Rookie officer who grew up in social housing says 'the sky is the limit'

Posted On Tuesday October 22, 2019
Cst. Kevin Dorion at the Confederation Court Community Centre
Cst. Kevin Dorion at the Confederation Court Community Centre

Constable Kevin Dorion grew up in social housing in the South end.

“As a kid, I heard all the time I would grow up to be a criminal,” said Kevin, who graduated from the Ontario Police College in August of this year. “But thanks to some good influences in my life, I didn’t go down that path.”

His mother and step-father taught Kevin and his older brother that hard work leads to success. “They encouraged us to do well in school, take part in sports and make the most of every opportunity,” said Kevin.

That’s one of the reasons he joined Christie Lake Kids, who believes growing up in poverty should not define a person or limit their potential.

“I was a camper and part of the Skills Through Arts and Recreation (STAR) program,” he said.

It was through Christie Lake Kids and the Confederation Court Community Centre that Kevin met and found role models and inspiration.

“There were police officers who took the time to stop in and see how we were doing,” said Kevin. “When police are called, it’s not usually a good thing, but if they come by just to say ‘hi’, that’s a powerful way to make connections.”

Kevin made the most of what was offered.
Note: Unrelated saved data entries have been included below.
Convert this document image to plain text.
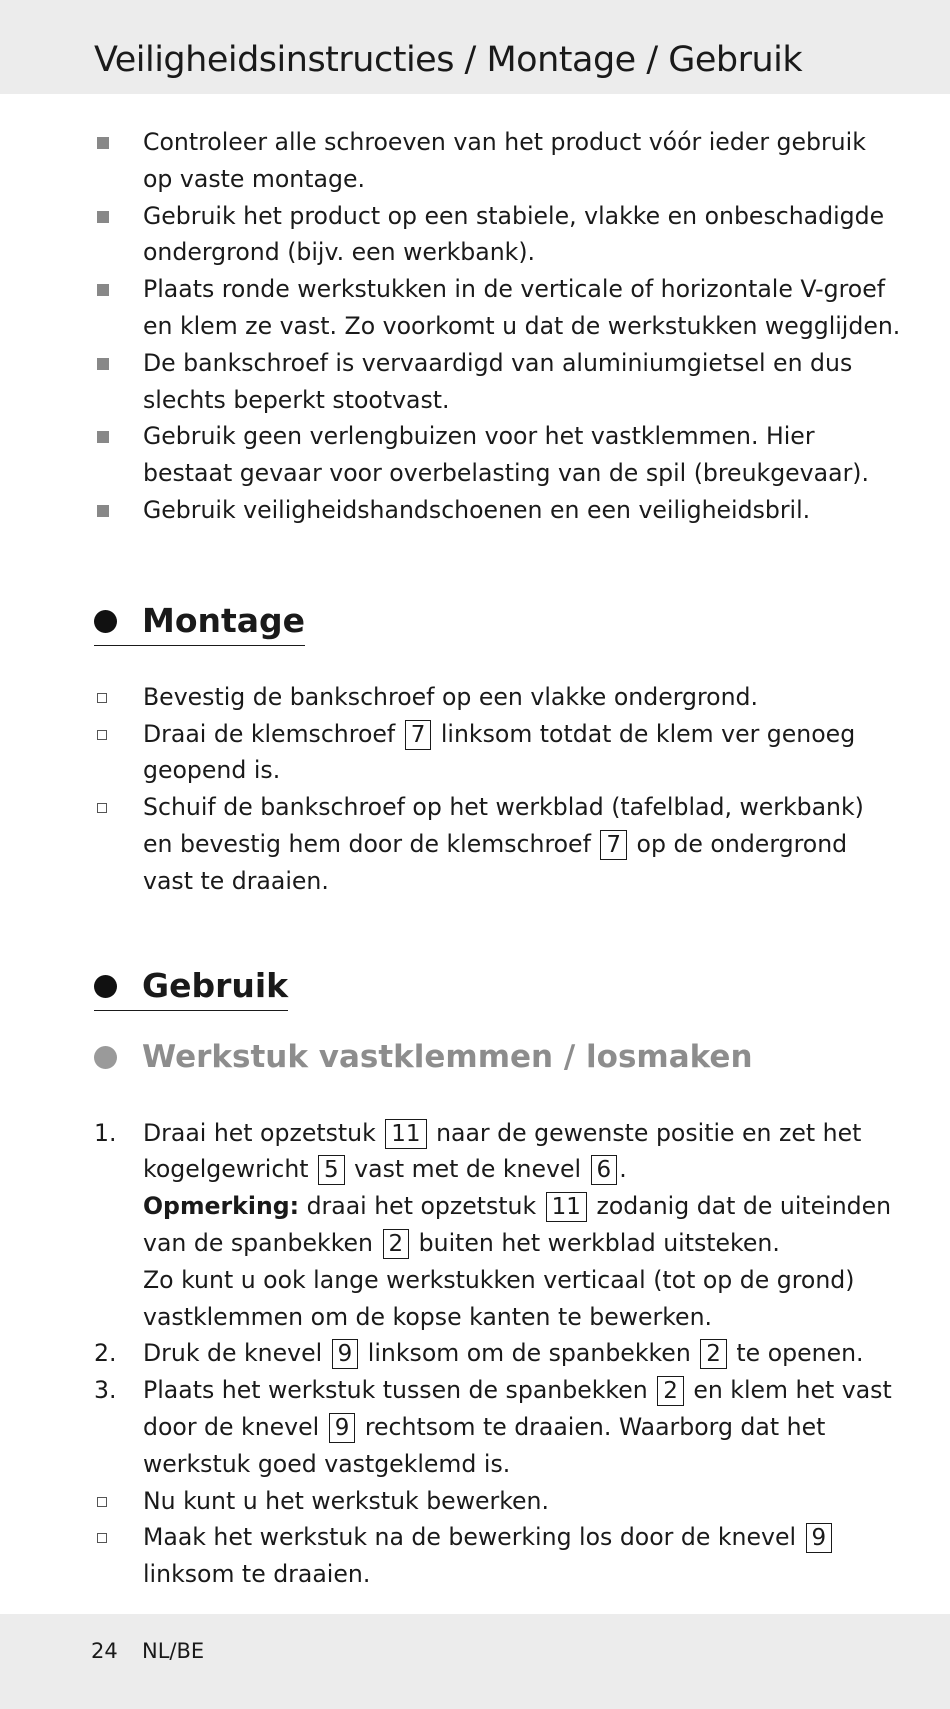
Veiligheidsinstructies / Montage / Gebruik
Controleer alle schroeven van het product vóór ieder gebruik
op vaste montage.
Gebruik het product op een stabiele, vlakke en onbeschadigde
ondergrond (bijv. een werkbank).
Plaats ronde werkstukken in de verticale of horizontale V-groef
en klem ze vast. Zo voorkomt u dat de werkstukken wegglijden.
De bankschroef is vervaardigd van aluminiumgietsel en dus
slechts beperkt stootvast.
Gebruik geen verlengbuizen voor het vastklemmen. Hier
bestaat gevaar voor overbelasting van de spil (breukgevaar).
Gebruik veiligheidshandschoenen en een veiligheidsbril.
Montage
Bevestig de bankschroef op een vlakke ondergrond.
Draai de klemschroef 7 linksom totdat de klem ver genoeg
geopend is.
Schuif de bankschroef op het werkblad (tafelblad, werkbank)
en bevestig hem door de klemschroef 7 op de ondergrond
vast te draaien.
Gebruik
Werkstuk vastklemmen / losmaken
1. Draai het opzetstuk 11 naar de gewenste positie en zet het
kogelgewricht 5 vast met de knevel 6 .
Opmerking: draai het opzetstuk 11 zodanig dat de uiteinden
van de spanbekken 2 buiten het werkblad uitsteken.
Zo kunt u ook lange werkstukken verticaal (tot op de grond)
vastklemmen om de kopse kanten te bewerken.
2. Druk de knevel 9 linksom om de spanbekken 2 te openen.
3. Plaats het werkstuk tussen de spanbekken 2 en klem het vast
door de knevel 9 rechtsom te draaien. Waarborg dat het
werkstuk goed vastgeklemd is.
Nu kunt u het werkstuk bewerken.
Maak het werkstuk na de bewerking los door de knevel 9
linksom te draaien.
24 NL/BE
He learned Karate through Christie Lake Camp, he ran Track and Field and he played both touch and tackle football at St. Patrick High School.

“It wasn’t always easy,” said Kevin, “but the programs and sports gave me something to do to keep me out of trouble.”

As a new police officer, Kevin got to choose where to patrol in Ottawa. “I picked the area where I grew up, so I could give back to my community.”

To his pleasure, he was assigned ‘33’ sector, his old stomping grounds in the Walkley and Russell Roads area.  

“Knowing the area and the people helps me do my job. I can say, ‘I’m from here’ and there’s an instant connection.”

Kevin recently stopped in at the After School Program at the Confederation Court Community Centre. “I remember what it meant to me to see police in positive situations,” he said. “I want the kids to know I’m approachable and I care.”

Kevin has a message to other kids growing up in community housing. “The sky is the limit. Get involved in activities, join sports, and go to Christie Lake Kids. Look for ways to make your community better. If you want to be a police officer, don’t be afraid to talk to them.”

This new officer still wants to make connections and pay it forward. He plans to take over one of the organizing positions at Christie Lake Kids.